Children should receive an ophthalmological exam to evaluate for eye abnormalities potentially associated with PWS such as strabismus and to assess visual acuity. Children should also be assessed for hip dysplasia and scoliosis which can occur in this patient population. Evaluation and treatment of sleep disturbance is recommended as well. Some researchers recommend that all individuals with PWS be screened for hypothyroidism (which occurs with increased incidence in PWS) and central adrenal insufficiency.
During childhood, a program consisting of a low calorie diet, regular exercise and a strict supervision of food intake and access should be formulated. Strict supervision of food intake should be based upon height, weight and body mass index (BMI). Such a program should begin before signs of obesity to help to prevent its development. Limiting the access to food may require locking cabinets and refrigerators. Some individuals may require vitamin supplementation, especially for calcium and vitamin D.

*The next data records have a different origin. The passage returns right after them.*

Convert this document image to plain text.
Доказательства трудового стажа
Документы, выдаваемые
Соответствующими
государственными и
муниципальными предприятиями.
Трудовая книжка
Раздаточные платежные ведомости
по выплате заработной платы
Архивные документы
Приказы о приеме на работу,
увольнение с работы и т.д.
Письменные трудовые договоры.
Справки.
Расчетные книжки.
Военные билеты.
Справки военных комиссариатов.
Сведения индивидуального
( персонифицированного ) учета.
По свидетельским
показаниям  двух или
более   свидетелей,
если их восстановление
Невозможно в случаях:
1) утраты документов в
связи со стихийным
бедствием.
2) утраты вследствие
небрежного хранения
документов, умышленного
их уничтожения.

Sex hormones can be replaced at puberty as they can stimulate the development of secondary sexual characteristics and improve self-image and bone density. In males, the use of such therapy has been controversial because testosterone replacement by monthly injection may contribute to behavioral issues in males; use of a testosterone patch or gel will avert this problem. Sex hormone replacement therapy may increase the risk of stroke in females, as in the general population, and hygiene issues should also be considered. Sex education and consideration of contraception are important, particularly in females, as rarely pregnancy has occurred. Decreased flow of saliva may be improved with special toothpastes, gels, mouthwash and gum.